Joseph N. Shaughnessy, M.D., radiation oncologist with OHC and the American Society of Clinical Oncology (ASCO), Blogs, Diseases, News Releases, 0 comments
April 10, 2017


Joseph N. Shaughnessy, M.D.
Radiation Oncology, OHC

OHC has an exciting new clinical trial that will be opening soon for patients with head and neck cancer. The clinical trial will test a new immunotherapy drug — in patients who are already receiving chemotherapy and/or radiation — to see if the drug can prevent receptors in the immune system from being turned off by the cancer. If the drug is able to “unlock” these receptors, it could increase cure rates and the likelihood of survival for patients.

According to the National Cancer Institute, 65,000 people in the United States are newly diagnosed with head and neck cancer annually. Head and neck cancer includes cancers of the head, neck, oral cavity, larynx, pharynx, sinuses/nasal cavity, and salivary glands, and account for 4 percent of all cancers in this country.
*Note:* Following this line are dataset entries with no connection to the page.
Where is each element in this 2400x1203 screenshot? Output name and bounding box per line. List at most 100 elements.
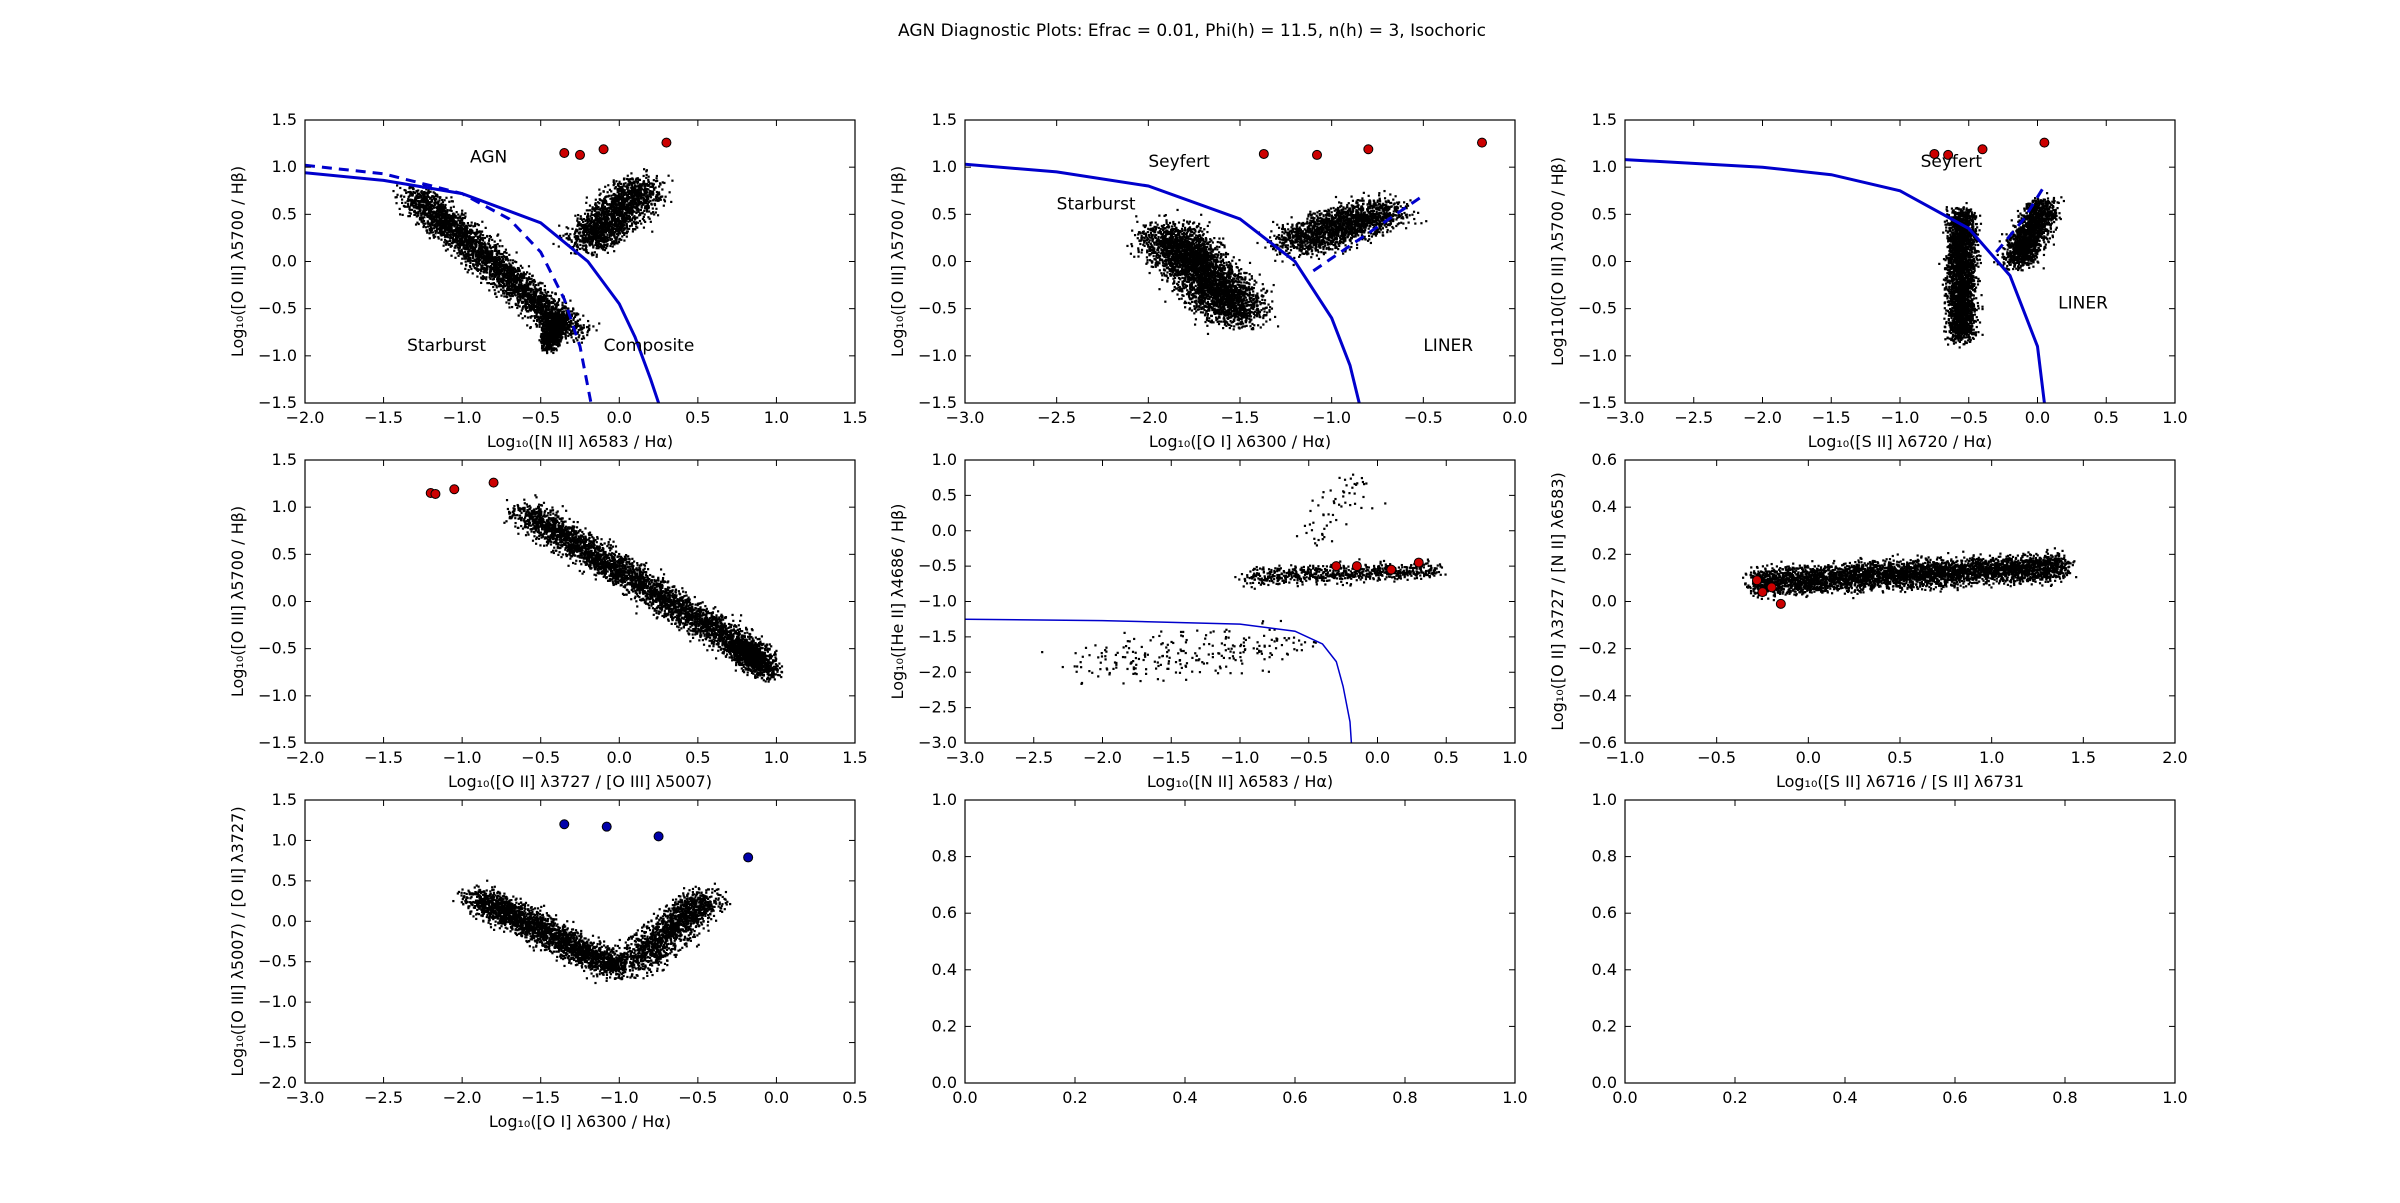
data-point (506, 296, 509, 299)
data-point (512, 268, 515, 271)
data-point (613, 240, 616, 243)
data-point (542, 344, 545, 347)
data-point (470, 229, 473, 232)
data-point (572, 318, 575, 322)
data-point (445, 220, 448, 223)
data-point (638, 178, 641, 181)
data-point (624, 207, 627, 211)
data-point (582, 220, 585, 224)
data-point (413, 213, 416, 216)
data-point (633, 228, 636, 231)
data-point (558, 344, 561, 347)
data-point (547, 303, 550, 306)
data-point (593, 231, 596, 234)
data-point (511, 262, 514, 265)
data-point (542, 293, 545, 297)
data-point (419, 218, 423, 221)
data-point (544, 334, 547, 338)
data-point (446, 226, 449, 229)
data-point (491, 278, 494, 281)
data-point (409, 212, 412, 215)
data-point (530, 308, 534, 311)
data-point (607, 227, 611, 230)
data-point (434, 206, 437, 209)
data-point (558, 324, 561, 328)
data-point (562, 328, 565, 332)
data-point (574, 320, 577, 324)
data-point (544, 306, 548, 309)
data-point (459, 242, 462, 245)
data-point (481, 239, 485, 242)
data-point (570, 239, 573, 242)
data-point (431, 224, 434, 227)
data-point (607, 231, 611, 234)
data-point (552, 329, 555, 332)
data-point (544, 311, 548, 314)
data-point (516, 266, 520, 270)
data-point (480, 251, 484, 254)
data-point (641, 193, 644, 197)
data-point (455, 211, 458, 214)
data-point (496, 267, 499, 270)
data-point (430, 200, 434, 203)
data-point (555, 320, 558, 323)
data-point (417, 212, 420, 215)
data-point (483, 241, 486, 244)
data-point (430, 222, 433, 225)
data-point (516, 306, 519, 310)
data-point (448, 230, 451, 234)
data-point (636, 206, 639, 209)
data-point (534, 290, 537, 293)
data-point (548, 344, 552, 347)
data-point (430, 210, 433, 213)
data-point (429, 207, 432, 211)
data-point (541, 312, 544, 316)
data-point (488, 272, 491, 275)
data-point (425, 188, 428, 191)
data-point (594, 241, 598, 245)
data-point (538, 308, 541, 311)
data-point (457, 232, 461, 236)
data-point (496, 271, 500, 274)
data-point (458, 251, 461, 254)
data-point (565, 311, 568, 314)
data-point (424, 207, 427, 211)
data-point (458, 246, 462, 249)
data-point (446, 240, 449, 243)
data-point (524, 308, 528, 311)
data-point (495, 284, 498, 287)
data-point (414, 191, 417, 194)
data-point (508, 302, 511, 305)
data-point (621, 210, 624, 214)
data-point (553, 343, 556, 346)
data-point (563, 323, 566, 326)
data-point (598, 225, 601, 228)
data-point (508, 265, 511, 268)
data-point (573, 312, 576, 315)
data-point (412, 205, 415, 208)
data-point (603, 216, 606, 219)
data-point (456, 237, 459, 240)
data-point (583, 212, 587, 215)
data-point (552, 349, 555, 352)
data-point (570, 336, 573, 339)
data-point (414, 196, 417, 199)
data-point (443, 216, 446, 219)
data-point (471, 272, 474, 275)
data-point (542, 298, 545, 301)
data-point (506, 265, 509, 269)
data-point (446, 223, 449, 226)
data-point (594, 212, 597, 216)
data-point (447, 236, 450, 239)
data-point (553, 303, 557, 306)
data-point (444, 210, 447, 213)
data-point (565, 313, 568, 316)
data-point (556, 313, 559, 317)
data-point (592, 213, 595, 217)
data-point (420, 190, 423, 194)
data-point (427, 222, 430, 225)
data-point (557, 333, 560, 336)
data-point (411, 203, 414, 207)
data-point (454, 239, 457, 242)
While smoking, tobacco use, second-hand smoke, and drinking are still major risk factors for head and neck cancer, there is a growing population of healthy, nonsmoking individuals being diagnosed with this type of cancer. This is due to the human papillomavirus (HPV), a virus that is a sexually transmitted and can also be transmitted through oral sex.

Unfortunately, there are no standard or routine screening tests for head and neck cancers. However, patients should communicate to their primary care doctor the following signs and symptoms. Common symptoms include a sore throat that won’t go away, persistent hoarseness, a visual mass in the oral cavity or throat, difficulty swallowing, and ear pain caused from a mass in the throat.
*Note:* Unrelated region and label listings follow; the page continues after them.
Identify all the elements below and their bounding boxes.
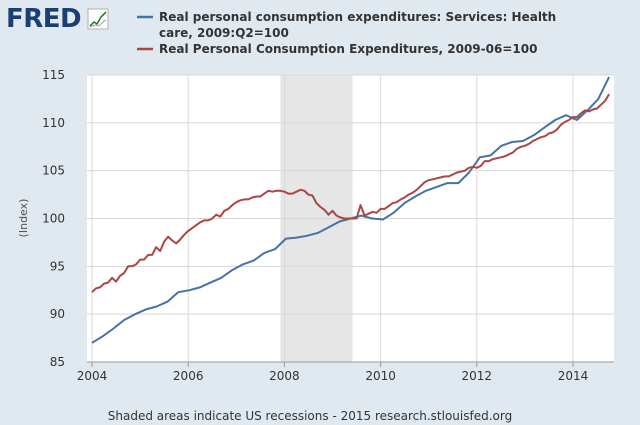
y-tick-label: 100 [42,212,65,226]
y-tick-label: 85 [50,355,65,369]
x-tick-label: 2012 [462,369,493,383]
series-lines [91,76,610,344]
legend: Real personal consumption expenditures: … [137,10,556,56]
y-axis-title: (Index) [17,199,30,238]
series-line-pce[interactable] [91,93,610,293]
legend-label-pce: Real Personal Consumption Expenditures, … [159,42,537,56]
y-tick-label: 115 [42,68,65,82]
x-tick-label: 2014 [558,369,589,383]
y-tick-label: 110 [42,116,65,130]
x-axis: 2004 2006 2008 2010 2012 2014 [77,361,614,383]
x-tick-label: 2004 [77,369,108,383]
x-tick-label: 2008 [269,369,300,383]
y-tick-label: 105 [42,164,65,178]
legend-label-health-line1: Real personal consumption expenditures: … [159,10,556,24]
x-tick-label: 2010 [365,369,396,383]
y-axis: 85 90 95 100 105 110 115 [42,68,65,369]
x-tick-label: 2006 [173,369,204,383]
y-tick-label: 90 [50,307,65,321]
fred-logo-text: FRED [6,4,81,34]
fred-logo[interactable]: FRED [6,4,109,34]
line-chart-icon [87,8,109,30]
legend-item-health[interactable]: Real personal consumption expenditures: … [137,10,556,40]
legend-label-health-line2: care, 2009:Q2=100 [159,26,289,40]
footer-note: Shaded areas indicate US recessions - 20… [108,409,512,423]
y-tick-label: 95 [50,259,65,273]
legend-item-pce[interactable]: Real Personal Consumption Expenditures, … [137,42,537,56]
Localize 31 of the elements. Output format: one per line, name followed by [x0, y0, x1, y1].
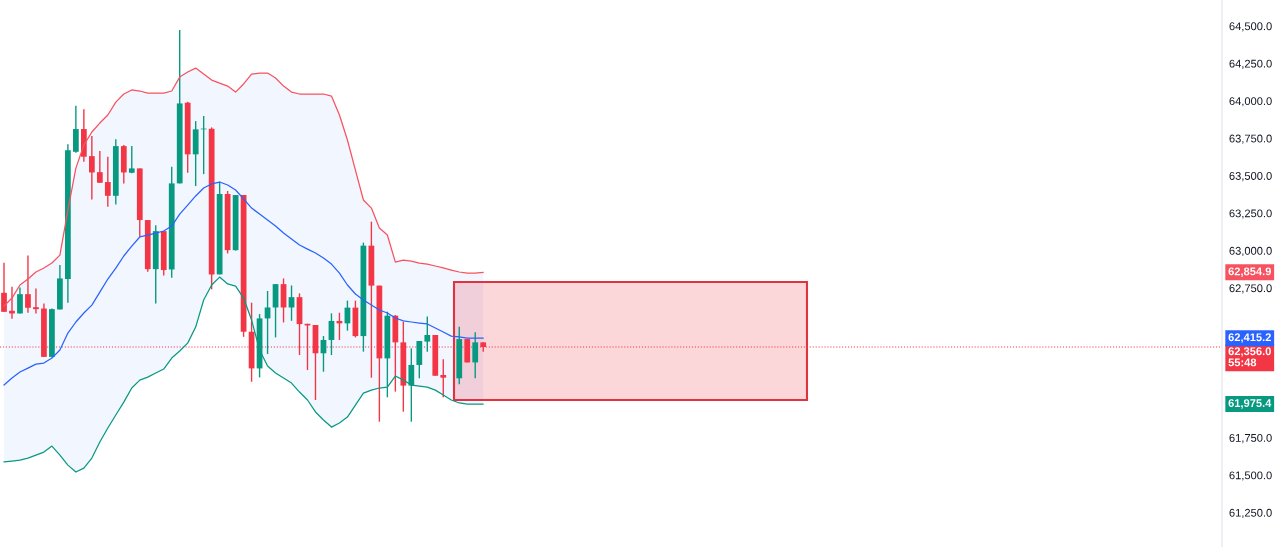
line-series	[3, 276, 484, 473]
y-tick-label: 64,250.0	[1229, 59, 1272, 69]
candlestick	[17, 286, 23, 315]
text: 61,975.4	[1228, 399, 1272, 409]
y-tick-label: 63,500.0	[1229, 172, 1272, 182]
candlestick	[424, 315, 431, 353]
candlestick	[73, 105, 79, 154]
y-tick-label: 63,250.0	[1229, 209, 1272, 219]
y-tick-label: 62,750.0	[1229, 284, 1272, 294]
candlestick	[128, 145, 135, 175]
candlestick	[88, 135, 95, 201]
candlestick	[408, 347, 415, 423]
candlestick	[472, 331, 479, 379]
candlestick	[416, 340, 423, 379]
text: 62,415.2	[1228, 333, 1271, 343]
y-tick-label: 63,750.0	[1229, 134, 1272, 144]
candlestick	[440, 358, 447, 398]
candlestick	[33, 287, 39, 315]
y-tick-label: 61,250.0	[1229, 508, 1272, 519]
candlestick	[25, 254, 31, 314]
y-tick-label: 64,500.0	[1229, 22, 1272, 32]
y-tick-label: 61,500.0	[1229, 471, 1272, 481]
y-tick-label: 63,000.0	[1229, 246, 1272, 257]
candlestick	[96, 150, 103, 184]
candlestick	[104, 156, 111, 208]
candlestick	[1, 262, 7, 313]
text: 62,854.9	[1228, 267, 1271, 277]
line-series	[3, 181, 484, 386]
y-tick-label: 61,750.0	[1229, 433, 1272, 444]
ref-line-label: 62,356.0 55:48	[1228, 347, 1271, 367]
y-tick-label: 64,000.0	[1229, 97, 1272, 107]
Leading a generally health lifestyle and practicing safe sex can help reduce the risk of head and neck cancer. How can individuals help with prevention? The HPV vaccine, which is recommended for people ages nine to 26 years old, can help prevent individuals from acquiring the most common HPV viruses linked with several types of cancer.

Standard treatments for head and neck cancer depend on the location of the tumor, the tumor stage, the patient’s age, and their overall health. Treatments often include radiation therapy, surgery, chemotherapy, or a combination of treatments. Over the last 10 years, robotic surgery and other newer surgical techniques have gained popularity for treating head and neck cancers because of their ability to remove the tumor without impacting surrounding tissue.